There are more and more and more witch shops in Salem, or perhaps I better loosen up that description to goth shops or macabre markets? In any case, our local chronicler had to reassure his readers that there were, in fact, places downtown where socks could be purchased. But sneakers? I think not. It is concerning as many of these shops are only open “in season,” producing a deadening effect downtown in the “off-season.” [Somewhat off-topic tangent: I often think that Salem’s planners are going for a “15–minute city” but I don’t understand how that goal is compatible with Witch City—I’ll follow up in a later post] In the downtown, there is oversight for these shops’ signs and exteriors, and Salem is a constantly-evolving city, so I’m not inclined to get too perturbed about this darkening trend, unless said shops alter an historic interior radically, perhaps permanently: and that’s the case with the former Merchants National Bank, a much-heralded 1908 Little & Browne Colonial Revival structure on Essex Street now transformed into a local outlet of Blackcraft Cult, a Goth fast-fashion retailer based in California. The creative vision of this store is simple: paint it black, all black, walls and trim, ceiling and much of the floor. All is black except for a red witch descending from the center dome, replacing the gilded eagle that overlooked everything previously. Witch kitsch displaces classicism: I don’t think you can find a better visual metaphor for what’s happened to Salem over the last decade or so.

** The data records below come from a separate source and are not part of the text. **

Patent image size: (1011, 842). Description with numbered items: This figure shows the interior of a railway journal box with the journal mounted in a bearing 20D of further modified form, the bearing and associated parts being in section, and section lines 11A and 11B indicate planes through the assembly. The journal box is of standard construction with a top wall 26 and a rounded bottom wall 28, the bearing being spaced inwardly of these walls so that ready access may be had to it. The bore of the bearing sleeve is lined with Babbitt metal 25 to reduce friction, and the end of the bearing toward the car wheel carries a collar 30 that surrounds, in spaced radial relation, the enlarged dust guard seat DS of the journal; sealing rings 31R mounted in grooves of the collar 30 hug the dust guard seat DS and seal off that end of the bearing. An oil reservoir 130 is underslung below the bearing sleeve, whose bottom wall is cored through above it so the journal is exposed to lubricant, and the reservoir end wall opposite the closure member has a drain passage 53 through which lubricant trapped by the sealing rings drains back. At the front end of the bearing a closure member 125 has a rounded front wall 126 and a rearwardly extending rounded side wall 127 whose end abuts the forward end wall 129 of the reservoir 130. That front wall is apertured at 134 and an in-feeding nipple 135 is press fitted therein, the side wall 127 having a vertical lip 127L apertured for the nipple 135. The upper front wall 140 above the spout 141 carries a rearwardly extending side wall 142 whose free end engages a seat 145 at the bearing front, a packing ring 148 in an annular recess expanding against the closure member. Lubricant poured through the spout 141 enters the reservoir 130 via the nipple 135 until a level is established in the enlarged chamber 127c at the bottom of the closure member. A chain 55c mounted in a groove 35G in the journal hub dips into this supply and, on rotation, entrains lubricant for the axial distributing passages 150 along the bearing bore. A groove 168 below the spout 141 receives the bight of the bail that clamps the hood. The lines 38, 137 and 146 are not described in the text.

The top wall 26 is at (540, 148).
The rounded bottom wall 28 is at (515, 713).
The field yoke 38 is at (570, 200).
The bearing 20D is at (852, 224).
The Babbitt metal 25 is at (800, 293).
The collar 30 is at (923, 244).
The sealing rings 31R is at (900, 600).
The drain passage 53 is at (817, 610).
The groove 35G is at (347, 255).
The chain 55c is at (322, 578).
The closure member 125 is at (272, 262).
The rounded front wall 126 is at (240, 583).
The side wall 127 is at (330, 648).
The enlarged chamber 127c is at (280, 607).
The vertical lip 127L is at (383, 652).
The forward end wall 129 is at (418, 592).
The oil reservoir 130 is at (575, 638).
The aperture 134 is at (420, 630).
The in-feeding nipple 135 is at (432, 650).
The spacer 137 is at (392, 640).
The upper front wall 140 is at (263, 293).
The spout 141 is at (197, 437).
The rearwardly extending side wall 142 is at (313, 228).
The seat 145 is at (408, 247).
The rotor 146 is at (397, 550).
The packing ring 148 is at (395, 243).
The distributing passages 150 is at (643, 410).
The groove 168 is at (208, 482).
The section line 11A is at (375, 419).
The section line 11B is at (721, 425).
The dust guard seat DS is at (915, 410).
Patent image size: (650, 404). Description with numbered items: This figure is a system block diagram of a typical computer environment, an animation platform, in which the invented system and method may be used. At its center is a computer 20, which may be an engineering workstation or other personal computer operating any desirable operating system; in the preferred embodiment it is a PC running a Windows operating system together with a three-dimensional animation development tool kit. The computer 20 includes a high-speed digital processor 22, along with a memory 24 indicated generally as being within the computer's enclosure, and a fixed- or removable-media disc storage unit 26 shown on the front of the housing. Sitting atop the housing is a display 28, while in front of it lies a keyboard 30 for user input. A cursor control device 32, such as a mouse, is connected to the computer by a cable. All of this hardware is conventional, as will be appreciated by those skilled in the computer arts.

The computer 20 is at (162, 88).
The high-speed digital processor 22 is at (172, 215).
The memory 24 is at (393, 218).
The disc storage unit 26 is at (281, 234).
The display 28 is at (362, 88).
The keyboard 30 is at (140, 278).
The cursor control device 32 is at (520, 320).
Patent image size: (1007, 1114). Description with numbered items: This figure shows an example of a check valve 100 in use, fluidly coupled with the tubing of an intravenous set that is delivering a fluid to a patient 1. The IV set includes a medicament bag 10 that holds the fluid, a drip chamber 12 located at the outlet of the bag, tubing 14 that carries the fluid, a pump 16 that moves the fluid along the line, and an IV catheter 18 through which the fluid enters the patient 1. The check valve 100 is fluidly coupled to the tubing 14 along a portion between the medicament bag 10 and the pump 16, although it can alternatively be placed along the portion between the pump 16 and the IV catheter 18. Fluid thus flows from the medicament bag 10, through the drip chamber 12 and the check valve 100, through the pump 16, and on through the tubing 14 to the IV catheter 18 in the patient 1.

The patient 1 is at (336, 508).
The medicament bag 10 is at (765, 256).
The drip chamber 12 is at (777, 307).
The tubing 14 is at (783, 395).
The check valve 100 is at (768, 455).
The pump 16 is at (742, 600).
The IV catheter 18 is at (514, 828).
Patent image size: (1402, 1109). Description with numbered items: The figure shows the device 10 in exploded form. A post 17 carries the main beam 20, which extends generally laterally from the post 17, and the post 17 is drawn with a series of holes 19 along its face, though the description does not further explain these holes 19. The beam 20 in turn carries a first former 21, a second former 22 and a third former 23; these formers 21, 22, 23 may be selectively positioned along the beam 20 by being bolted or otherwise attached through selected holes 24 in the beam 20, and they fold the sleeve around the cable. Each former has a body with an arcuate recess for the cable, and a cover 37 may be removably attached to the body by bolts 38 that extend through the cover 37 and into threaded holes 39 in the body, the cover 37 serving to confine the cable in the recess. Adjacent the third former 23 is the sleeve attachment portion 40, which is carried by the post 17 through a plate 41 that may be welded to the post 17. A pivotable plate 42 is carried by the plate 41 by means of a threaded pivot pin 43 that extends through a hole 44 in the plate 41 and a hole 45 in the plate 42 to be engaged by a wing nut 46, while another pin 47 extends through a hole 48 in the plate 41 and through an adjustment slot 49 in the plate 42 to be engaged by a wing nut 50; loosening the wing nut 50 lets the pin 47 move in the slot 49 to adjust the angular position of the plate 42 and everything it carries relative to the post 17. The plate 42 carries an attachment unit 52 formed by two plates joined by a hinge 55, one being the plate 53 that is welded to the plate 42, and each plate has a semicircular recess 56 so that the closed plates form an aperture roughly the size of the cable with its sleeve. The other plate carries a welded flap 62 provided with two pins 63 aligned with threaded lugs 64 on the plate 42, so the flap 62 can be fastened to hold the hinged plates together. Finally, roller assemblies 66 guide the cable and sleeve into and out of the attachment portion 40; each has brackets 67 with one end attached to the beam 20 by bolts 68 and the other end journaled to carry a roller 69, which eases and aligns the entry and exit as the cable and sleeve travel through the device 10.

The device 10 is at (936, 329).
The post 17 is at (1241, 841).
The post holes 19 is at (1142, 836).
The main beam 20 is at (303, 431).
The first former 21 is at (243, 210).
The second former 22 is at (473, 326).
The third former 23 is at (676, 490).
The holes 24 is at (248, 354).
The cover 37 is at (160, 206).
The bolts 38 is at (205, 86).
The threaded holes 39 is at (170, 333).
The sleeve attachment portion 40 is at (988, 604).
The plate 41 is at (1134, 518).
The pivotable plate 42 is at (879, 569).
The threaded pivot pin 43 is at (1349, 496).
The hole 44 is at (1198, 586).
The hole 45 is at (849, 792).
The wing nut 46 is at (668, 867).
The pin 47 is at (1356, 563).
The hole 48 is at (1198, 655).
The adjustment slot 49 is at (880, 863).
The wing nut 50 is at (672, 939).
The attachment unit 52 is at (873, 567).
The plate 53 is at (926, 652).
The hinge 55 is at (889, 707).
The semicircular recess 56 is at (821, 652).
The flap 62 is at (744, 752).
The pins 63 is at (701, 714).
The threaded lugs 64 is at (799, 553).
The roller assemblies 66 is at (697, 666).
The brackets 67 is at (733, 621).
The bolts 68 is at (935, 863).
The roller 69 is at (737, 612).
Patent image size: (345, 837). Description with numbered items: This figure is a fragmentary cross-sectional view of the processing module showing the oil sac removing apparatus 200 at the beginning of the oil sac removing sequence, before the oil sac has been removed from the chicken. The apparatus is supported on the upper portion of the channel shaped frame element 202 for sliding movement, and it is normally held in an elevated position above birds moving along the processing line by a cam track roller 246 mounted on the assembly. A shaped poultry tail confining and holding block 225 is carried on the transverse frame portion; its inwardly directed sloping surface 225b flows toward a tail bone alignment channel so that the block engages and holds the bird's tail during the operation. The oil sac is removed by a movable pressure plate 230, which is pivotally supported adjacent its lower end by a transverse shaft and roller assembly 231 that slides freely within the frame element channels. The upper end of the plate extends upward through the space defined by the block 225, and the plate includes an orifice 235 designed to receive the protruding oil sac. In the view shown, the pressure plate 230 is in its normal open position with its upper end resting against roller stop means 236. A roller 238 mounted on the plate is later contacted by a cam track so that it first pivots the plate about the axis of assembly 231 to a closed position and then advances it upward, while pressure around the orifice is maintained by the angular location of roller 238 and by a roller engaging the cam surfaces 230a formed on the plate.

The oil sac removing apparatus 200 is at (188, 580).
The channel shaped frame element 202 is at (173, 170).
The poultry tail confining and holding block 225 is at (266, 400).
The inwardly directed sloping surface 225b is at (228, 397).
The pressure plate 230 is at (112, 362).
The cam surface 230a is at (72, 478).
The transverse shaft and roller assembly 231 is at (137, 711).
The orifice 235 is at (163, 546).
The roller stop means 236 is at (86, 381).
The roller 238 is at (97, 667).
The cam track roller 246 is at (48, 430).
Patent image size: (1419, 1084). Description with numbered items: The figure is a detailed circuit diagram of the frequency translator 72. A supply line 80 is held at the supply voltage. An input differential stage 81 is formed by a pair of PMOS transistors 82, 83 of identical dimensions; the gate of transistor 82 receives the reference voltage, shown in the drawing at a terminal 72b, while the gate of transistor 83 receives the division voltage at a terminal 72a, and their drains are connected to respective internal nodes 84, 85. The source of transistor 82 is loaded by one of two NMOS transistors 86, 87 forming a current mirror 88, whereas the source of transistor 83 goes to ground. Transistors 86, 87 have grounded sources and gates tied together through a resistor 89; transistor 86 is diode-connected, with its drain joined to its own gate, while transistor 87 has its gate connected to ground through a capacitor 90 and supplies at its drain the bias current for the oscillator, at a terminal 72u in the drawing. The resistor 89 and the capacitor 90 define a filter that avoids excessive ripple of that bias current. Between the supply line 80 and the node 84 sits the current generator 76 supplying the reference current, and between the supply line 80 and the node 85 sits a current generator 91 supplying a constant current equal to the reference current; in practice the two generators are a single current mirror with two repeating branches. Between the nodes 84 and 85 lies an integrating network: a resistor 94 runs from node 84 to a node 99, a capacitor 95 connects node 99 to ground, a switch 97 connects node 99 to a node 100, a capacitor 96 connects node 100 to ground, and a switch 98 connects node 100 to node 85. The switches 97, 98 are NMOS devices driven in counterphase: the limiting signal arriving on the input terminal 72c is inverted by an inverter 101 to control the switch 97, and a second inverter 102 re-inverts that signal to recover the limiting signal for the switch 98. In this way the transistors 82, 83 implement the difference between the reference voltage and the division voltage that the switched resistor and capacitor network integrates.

Once an Eagle……now the former Merchants National Bank building on Essex Street is home to Salem’s largest witch! In the vicinity are more seasonal shops, closed on this beautiful & sunny February afternoon.
This building was the fourth headquarters of the Merchants National Bank in Salem, founded in 1811. It received quite a bit of attention after it opened for business in 1908: in national architectural publications and local periodicals, as well as the Bank’s own centennial anniversary publication which tied its history and success to Salem’s history and success. There’s so much craftsmanship and detail and sheer abundance in Salem’s traditional architecture that we take it for granted: I wish I had spent more time in this building considering its now-darkened detail, and I wonder if Salem’s preservationist organization, Historic Salem, Inc., is considering a more agressive policy of seeking interior preservation restrictions and covenants. Perhaps it is time, before everything goes black.
Images of the Bank from 1911: in the Brickbuilder, its centennial anniversary booklet “In the Year 1811,” and an unsigned watercolor, Bull Run Auctions.